Falta de gás de cozinha no Huambo já dura mais de uma semana

Os postos de venda de gás de cozinha, na cidade do Huambo, continuam sem o produto, 15 dias depois, uma situação que está a deixar preocupado os consumidores, que diariamente afluem aos referidos estabelecimentos.

Na ronda efectuada hoje pela Angop, constatou-se longas filas nestes mesmos postos e nas ruas uma grande movimentação de pessoas transportando garrafas de gás vazias, de um local para outro, mas sem sucesso.

No posto de venda da avenida João Paulo II, o seu responsável, Justino Tchipilika, informou que não recebem o produto, da Sonangol, desde a semana antepassada, desconhecendo, porém, as causas.
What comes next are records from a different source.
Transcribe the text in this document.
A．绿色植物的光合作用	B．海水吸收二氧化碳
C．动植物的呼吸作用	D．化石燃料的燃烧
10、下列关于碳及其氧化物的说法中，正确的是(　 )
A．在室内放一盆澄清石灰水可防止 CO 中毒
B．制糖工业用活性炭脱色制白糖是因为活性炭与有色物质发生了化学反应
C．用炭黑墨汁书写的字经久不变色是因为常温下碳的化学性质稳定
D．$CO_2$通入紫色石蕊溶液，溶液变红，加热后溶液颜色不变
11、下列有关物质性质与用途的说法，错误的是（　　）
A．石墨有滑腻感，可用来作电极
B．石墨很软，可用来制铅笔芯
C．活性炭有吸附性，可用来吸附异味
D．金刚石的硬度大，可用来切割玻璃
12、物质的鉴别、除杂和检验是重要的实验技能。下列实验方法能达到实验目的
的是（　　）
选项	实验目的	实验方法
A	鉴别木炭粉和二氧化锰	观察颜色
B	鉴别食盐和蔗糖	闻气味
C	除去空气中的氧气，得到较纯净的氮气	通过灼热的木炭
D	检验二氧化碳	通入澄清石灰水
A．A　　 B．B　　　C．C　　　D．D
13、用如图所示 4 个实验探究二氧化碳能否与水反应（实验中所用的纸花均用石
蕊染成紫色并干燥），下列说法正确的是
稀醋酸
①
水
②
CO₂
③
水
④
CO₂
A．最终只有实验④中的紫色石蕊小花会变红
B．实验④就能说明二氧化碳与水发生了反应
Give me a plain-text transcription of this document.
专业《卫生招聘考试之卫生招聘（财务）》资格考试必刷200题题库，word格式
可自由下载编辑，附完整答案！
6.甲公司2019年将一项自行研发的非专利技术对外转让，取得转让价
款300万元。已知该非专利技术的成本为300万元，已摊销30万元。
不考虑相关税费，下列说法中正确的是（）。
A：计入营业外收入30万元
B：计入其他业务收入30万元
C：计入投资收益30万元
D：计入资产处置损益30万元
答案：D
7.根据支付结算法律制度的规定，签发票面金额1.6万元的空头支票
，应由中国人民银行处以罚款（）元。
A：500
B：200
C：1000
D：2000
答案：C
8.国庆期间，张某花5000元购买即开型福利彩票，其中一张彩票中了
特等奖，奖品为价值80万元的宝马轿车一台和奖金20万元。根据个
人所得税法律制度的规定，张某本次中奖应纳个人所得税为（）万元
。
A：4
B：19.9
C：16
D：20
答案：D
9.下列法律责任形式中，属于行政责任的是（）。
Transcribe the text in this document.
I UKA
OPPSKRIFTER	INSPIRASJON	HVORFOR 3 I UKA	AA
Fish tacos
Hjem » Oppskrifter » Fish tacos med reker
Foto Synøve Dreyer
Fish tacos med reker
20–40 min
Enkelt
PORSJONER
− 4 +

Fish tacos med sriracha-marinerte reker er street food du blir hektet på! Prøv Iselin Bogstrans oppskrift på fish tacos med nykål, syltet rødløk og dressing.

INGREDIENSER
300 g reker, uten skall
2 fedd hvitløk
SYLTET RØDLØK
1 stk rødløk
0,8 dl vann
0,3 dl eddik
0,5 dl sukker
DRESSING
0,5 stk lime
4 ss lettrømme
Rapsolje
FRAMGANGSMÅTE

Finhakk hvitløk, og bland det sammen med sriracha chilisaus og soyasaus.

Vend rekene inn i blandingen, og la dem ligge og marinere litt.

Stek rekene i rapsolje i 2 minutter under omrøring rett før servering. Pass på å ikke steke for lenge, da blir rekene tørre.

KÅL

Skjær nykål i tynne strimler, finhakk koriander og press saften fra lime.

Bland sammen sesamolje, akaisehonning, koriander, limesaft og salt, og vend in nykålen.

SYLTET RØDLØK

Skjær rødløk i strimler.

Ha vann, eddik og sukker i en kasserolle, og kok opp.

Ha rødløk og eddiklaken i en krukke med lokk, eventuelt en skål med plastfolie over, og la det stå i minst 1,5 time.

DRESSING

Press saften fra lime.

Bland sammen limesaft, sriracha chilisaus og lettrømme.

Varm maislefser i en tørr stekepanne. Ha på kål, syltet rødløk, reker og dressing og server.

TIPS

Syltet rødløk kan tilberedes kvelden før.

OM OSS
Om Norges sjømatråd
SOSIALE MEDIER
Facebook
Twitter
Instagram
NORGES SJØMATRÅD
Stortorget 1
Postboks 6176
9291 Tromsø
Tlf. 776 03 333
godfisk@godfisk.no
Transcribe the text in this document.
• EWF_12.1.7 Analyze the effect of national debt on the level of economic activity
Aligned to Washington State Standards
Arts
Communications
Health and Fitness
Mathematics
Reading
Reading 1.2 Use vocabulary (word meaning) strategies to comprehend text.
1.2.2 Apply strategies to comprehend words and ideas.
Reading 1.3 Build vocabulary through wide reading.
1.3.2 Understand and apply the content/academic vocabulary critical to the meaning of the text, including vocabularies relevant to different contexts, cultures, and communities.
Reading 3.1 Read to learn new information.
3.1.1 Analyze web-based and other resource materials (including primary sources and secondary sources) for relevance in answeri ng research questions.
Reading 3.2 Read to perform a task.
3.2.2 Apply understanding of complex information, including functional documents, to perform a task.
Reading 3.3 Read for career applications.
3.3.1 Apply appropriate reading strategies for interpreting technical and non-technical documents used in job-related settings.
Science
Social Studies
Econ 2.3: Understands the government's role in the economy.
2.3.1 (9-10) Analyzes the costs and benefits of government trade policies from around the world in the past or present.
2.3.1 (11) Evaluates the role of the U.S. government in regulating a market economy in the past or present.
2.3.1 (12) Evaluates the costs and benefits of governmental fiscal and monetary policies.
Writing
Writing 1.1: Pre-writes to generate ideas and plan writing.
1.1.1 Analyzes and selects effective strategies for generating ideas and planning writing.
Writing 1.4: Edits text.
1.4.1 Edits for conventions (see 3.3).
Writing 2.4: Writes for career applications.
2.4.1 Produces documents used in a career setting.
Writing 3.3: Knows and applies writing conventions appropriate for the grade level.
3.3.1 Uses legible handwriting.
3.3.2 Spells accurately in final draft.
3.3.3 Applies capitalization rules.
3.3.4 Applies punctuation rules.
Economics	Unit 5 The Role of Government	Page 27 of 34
Situação idêntica regista-se no posto de venda do bairro Kapango, onde, segundo o seu gerente, Queiroz Kalei, o último abastecimento feito pela Sonangol ocorreu há 12 dias e desde lá nunca receberam informação alguma para justificar a demora.

Já o responsável do posto de venda da avenida da independência, Adilson Paulo, que não recebe o produto há 15 dias, disse ter sido informado, pela Sonangol, que esta carência de gás deve-se a problemas técnicos na linha de enchimento.

A delegação da Sonangol na província recusou-se pronunciar-se acerca do assunto, prometendo, porém, que em breve a situação será ultrapassada.